Peter Mandelson, Herbert Morrison's grandson and Labour's chief image-maker, turned MP for Hartlepool, said: 'He'd be rather pleased with Labour. It is still motivated by the same ideals that brought him into politics. It still has a strong base among the working people for whom he spoke, but its more broadly based, has many more MPs than he might have dreamed of, and is certainly a more effective fighting machine than he probably imagined could be created.'

But red roses, glitz and pounds 500-a- plate fund-raising dinners? 'Keir Hardie was a thinker, organiser, builder of political alliances and great communicator,' Mr Mandelson said. 'He would have found the modern Labour Party a very easy place.'

A key difficulty with Keir Hardie, as Professor Morgan argues, is to cut through 'the swathes of legend' created by disciples and detractors, and the very ambiguity of his legacy.

The man in the cloth cap never wore one, for example - he preferred a deerstalker. While an agitator of genius, and of fundamentalist stamp, prepared to back almost any lawful grass- roots action, he was also a constitutionalist, devolver, builder of the broad church, according to Professor Morgan - tolerant and willing to subordinate doctrinal differences for specific objectives. Not a typical working- class man, Professor Morgan added, but 'a romantic, a Bohemian, a contemporary of Aubrey Beardsley and The Yellow Book and fin-de-siecle aestheticism'.

All wings of Labour can thus claim him today. Caroline Benn has just spent five years producing a biography of Keir Hardie. Tony, her husband, did not really want to talk about Keir Hardie on the phone. 'Too serious,' he said. But the man who has packets of his letters, his chair and other mementos, did venture that nothing ever changes. 'He was disowned by the TUC, you know.
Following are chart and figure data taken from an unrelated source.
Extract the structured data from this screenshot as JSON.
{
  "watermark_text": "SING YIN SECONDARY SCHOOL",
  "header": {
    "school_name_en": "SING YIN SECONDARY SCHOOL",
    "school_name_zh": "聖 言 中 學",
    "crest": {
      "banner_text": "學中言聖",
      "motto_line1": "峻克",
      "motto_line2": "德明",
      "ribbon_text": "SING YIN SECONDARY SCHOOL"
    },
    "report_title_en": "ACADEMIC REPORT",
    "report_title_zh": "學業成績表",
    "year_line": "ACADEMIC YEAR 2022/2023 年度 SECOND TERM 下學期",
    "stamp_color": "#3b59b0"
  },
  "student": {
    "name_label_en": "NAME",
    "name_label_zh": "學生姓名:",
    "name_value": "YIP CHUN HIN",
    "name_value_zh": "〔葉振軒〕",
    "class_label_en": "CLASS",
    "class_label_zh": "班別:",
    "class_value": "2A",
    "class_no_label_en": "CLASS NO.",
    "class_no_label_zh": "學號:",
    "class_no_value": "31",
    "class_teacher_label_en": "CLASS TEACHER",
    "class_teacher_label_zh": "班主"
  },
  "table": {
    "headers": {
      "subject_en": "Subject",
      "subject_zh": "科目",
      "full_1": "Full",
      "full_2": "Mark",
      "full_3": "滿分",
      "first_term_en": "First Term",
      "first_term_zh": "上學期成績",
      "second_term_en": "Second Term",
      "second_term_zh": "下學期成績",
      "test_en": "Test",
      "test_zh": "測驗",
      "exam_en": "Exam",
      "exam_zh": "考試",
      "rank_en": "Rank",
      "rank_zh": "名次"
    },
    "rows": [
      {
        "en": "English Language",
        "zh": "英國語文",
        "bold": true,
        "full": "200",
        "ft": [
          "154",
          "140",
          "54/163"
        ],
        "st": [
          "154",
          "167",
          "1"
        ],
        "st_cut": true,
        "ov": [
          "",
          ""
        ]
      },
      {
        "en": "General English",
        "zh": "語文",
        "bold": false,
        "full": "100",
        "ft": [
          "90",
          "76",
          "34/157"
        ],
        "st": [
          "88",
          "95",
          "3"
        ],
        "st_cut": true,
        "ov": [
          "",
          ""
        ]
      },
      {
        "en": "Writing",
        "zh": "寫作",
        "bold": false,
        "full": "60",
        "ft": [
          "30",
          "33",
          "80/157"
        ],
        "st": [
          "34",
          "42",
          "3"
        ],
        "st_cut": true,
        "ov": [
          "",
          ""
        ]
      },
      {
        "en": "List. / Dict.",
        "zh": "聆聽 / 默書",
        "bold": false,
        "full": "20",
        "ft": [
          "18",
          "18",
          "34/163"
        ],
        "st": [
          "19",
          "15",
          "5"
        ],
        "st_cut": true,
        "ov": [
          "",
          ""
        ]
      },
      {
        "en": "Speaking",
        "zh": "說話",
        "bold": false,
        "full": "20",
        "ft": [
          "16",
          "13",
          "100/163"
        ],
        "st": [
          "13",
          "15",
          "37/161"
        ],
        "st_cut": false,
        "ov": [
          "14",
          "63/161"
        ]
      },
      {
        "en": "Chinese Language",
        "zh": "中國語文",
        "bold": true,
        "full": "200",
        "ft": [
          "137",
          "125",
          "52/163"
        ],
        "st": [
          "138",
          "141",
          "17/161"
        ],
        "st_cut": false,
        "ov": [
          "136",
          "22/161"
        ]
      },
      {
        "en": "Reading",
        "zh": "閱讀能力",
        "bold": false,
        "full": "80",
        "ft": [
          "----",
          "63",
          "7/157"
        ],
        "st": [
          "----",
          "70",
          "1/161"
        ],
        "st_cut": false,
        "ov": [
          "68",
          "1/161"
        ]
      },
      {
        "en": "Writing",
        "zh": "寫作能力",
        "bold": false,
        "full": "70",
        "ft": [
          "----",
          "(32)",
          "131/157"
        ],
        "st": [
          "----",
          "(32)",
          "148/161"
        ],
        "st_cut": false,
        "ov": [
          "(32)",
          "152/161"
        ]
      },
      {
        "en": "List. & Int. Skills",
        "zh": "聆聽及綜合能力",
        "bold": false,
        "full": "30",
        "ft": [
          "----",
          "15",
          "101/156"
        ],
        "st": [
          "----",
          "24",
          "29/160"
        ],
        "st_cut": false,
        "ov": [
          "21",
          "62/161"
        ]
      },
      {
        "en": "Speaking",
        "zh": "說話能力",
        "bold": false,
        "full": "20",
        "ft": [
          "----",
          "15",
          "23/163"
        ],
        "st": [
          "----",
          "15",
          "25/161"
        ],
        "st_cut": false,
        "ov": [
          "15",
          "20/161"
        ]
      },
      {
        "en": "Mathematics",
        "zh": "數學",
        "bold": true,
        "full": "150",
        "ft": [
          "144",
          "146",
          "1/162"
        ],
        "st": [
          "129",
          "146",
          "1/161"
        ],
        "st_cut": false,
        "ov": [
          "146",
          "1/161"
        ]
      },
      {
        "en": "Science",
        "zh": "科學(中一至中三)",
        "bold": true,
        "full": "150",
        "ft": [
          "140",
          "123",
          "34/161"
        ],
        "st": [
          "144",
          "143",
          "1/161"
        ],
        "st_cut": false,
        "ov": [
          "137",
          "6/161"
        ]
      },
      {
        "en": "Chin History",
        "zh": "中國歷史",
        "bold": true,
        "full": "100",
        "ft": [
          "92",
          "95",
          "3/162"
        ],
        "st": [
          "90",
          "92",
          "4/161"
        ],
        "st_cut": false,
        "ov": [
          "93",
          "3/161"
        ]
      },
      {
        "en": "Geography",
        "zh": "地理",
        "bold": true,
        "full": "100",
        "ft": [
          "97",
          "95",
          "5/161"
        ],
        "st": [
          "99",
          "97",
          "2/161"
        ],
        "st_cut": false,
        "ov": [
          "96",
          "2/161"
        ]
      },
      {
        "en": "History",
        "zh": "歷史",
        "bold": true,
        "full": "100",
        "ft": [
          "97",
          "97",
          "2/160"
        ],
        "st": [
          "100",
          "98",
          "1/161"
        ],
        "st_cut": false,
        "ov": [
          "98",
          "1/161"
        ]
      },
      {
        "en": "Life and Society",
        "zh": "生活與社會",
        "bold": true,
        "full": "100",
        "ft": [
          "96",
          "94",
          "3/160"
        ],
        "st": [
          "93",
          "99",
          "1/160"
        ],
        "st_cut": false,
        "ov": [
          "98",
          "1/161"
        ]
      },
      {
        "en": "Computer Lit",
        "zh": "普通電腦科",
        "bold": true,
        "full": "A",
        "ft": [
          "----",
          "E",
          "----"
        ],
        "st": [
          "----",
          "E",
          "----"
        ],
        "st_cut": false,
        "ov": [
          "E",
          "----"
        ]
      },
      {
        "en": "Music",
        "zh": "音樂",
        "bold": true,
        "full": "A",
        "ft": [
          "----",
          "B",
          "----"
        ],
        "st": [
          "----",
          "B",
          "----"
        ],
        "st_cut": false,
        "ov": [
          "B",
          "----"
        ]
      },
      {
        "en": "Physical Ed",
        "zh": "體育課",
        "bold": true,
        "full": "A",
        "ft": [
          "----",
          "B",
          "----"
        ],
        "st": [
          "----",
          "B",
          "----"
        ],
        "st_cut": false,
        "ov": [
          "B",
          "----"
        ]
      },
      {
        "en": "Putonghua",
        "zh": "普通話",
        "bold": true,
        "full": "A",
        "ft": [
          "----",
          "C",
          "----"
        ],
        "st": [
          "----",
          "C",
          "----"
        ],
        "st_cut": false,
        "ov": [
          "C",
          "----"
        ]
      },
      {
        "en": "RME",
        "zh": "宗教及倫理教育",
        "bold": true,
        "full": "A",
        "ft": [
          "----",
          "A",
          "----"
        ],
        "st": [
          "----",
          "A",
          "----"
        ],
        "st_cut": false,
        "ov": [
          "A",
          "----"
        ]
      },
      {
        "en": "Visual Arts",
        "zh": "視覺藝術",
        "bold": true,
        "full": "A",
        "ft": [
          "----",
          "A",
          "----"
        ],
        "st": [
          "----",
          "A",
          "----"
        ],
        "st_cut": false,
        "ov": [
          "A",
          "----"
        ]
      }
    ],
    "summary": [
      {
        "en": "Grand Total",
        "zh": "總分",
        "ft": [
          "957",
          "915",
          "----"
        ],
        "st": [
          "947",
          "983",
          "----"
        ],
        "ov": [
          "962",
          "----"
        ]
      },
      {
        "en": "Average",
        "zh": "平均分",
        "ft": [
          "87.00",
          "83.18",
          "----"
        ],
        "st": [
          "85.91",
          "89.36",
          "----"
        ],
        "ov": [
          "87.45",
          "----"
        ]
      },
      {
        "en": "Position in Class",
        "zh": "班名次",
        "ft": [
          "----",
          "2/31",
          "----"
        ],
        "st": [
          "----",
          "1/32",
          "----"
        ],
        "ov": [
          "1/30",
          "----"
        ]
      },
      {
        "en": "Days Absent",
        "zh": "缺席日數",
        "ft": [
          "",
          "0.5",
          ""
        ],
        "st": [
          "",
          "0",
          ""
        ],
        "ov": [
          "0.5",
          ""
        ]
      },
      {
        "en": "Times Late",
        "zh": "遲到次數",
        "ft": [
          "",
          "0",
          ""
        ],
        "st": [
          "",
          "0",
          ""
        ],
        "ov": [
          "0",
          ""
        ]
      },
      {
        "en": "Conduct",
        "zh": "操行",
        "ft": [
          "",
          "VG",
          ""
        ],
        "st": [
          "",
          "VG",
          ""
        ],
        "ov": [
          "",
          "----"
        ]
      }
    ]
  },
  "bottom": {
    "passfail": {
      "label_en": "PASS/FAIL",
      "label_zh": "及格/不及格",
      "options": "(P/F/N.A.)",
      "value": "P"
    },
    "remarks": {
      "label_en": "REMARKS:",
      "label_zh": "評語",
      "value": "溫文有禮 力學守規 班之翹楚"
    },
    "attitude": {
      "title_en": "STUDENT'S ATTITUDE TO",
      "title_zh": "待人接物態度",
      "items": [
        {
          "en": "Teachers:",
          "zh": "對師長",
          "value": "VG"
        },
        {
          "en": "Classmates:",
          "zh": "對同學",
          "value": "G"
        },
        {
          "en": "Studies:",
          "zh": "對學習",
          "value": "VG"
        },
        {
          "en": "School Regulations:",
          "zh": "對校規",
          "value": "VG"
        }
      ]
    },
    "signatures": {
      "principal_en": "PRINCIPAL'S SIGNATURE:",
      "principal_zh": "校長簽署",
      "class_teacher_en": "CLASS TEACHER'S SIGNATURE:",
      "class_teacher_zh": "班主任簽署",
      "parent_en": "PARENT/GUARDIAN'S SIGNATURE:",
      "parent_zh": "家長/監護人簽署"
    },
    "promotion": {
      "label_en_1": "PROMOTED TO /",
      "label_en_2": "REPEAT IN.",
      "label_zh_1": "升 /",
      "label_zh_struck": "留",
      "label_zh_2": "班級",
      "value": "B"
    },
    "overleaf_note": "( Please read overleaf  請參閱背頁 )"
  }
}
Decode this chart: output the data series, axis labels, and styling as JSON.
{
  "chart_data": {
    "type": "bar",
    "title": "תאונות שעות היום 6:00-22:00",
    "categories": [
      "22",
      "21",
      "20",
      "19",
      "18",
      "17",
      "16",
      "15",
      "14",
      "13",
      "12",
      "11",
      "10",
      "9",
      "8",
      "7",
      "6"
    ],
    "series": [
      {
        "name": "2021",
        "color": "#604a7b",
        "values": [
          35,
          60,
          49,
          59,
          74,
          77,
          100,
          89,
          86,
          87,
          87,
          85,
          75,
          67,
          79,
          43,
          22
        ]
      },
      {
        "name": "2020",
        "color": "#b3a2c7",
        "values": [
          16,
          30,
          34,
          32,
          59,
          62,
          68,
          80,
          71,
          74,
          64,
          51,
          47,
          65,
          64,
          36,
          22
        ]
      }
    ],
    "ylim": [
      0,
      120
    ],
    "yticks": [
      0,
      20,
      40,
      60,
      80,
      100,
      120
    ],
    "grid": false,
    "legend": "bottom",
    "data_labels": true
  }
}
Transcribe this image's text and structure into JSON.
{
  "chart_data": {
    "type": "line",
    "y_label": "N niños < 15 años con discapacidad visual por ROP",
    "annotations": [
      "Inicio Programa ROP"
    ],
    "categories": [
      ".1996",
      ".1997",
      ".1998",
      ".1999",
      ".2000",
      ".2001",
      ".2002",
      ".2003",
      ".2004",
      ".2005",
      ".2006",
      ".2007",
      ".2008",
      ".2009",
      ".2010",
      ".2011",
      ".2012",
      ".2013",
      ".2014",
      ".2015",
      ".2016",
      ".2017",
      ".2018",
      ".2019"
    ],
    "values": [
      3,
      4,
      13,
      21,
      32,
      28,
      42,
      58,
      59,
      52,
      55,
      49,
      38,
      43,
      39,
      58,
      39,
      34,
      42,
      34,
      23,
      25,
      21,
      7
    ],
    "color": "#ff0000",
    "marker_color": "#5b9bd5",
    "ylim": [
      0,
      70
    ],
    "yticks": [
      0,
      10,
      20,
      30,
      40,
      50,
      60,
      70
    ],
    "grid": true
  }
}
He was fighting then about unemployment, health and safety, the minimum wage. Things are really very similar. There have always been some socialists in the Labour Party. Not a large number, but some. There's always a struggle between socialists and those who just want power.'

Tony Banks, MP for Newham North West and thus part-inheritor of Keir Hardie's first seat (West Ham South) before he moved to Merthyr, said: 'He would probably be expelled from the modern Labour Party. But since he started out as a Gladstonian Liberal he might have some sound advice to offer us about the kinds of bridge- building that are going on between Labour and the Liberals at the moment. He was very much against Lib-Labism and he was right. He would have recognised the economic problems of today and the unemployment - that's all remarkably similar to 1892. Would Labour recognise him? I think the real question is would he have wanted to join today's Labour Party? He would undoubtedly have been very much on the left - a member of the Campaign group'.

Frank Dobson, the party's energy spokesman, believes today's Labour Party would recognise Keir Hardie, although he adds: 'He was a pacifist. That might be a bit of a problem.'

'Of course he'd recognise Labour, no trouble,' Jack Straw, shadow Secretary of State for Education, said. But designer socialism? 'He was of the time of Bernard Shaw, the Fabians and the Webbs,' Mr Straw added. 'He'd certainly have recognised drawing-room socialism through the then Fabian Society. He might have been bemused by the Filofaxes and the mobile telephones. But I tell you - the party he wouldn't recognise is the Tory party; the party of second-hand car salesmen and failing estate agents in place of the Tory gentry of his day. That's what he wouldn't recognise.'

Labour People: Hardie to Kinnock, Kenneth Morgan; OUP Paperbacks; pounds 7.99.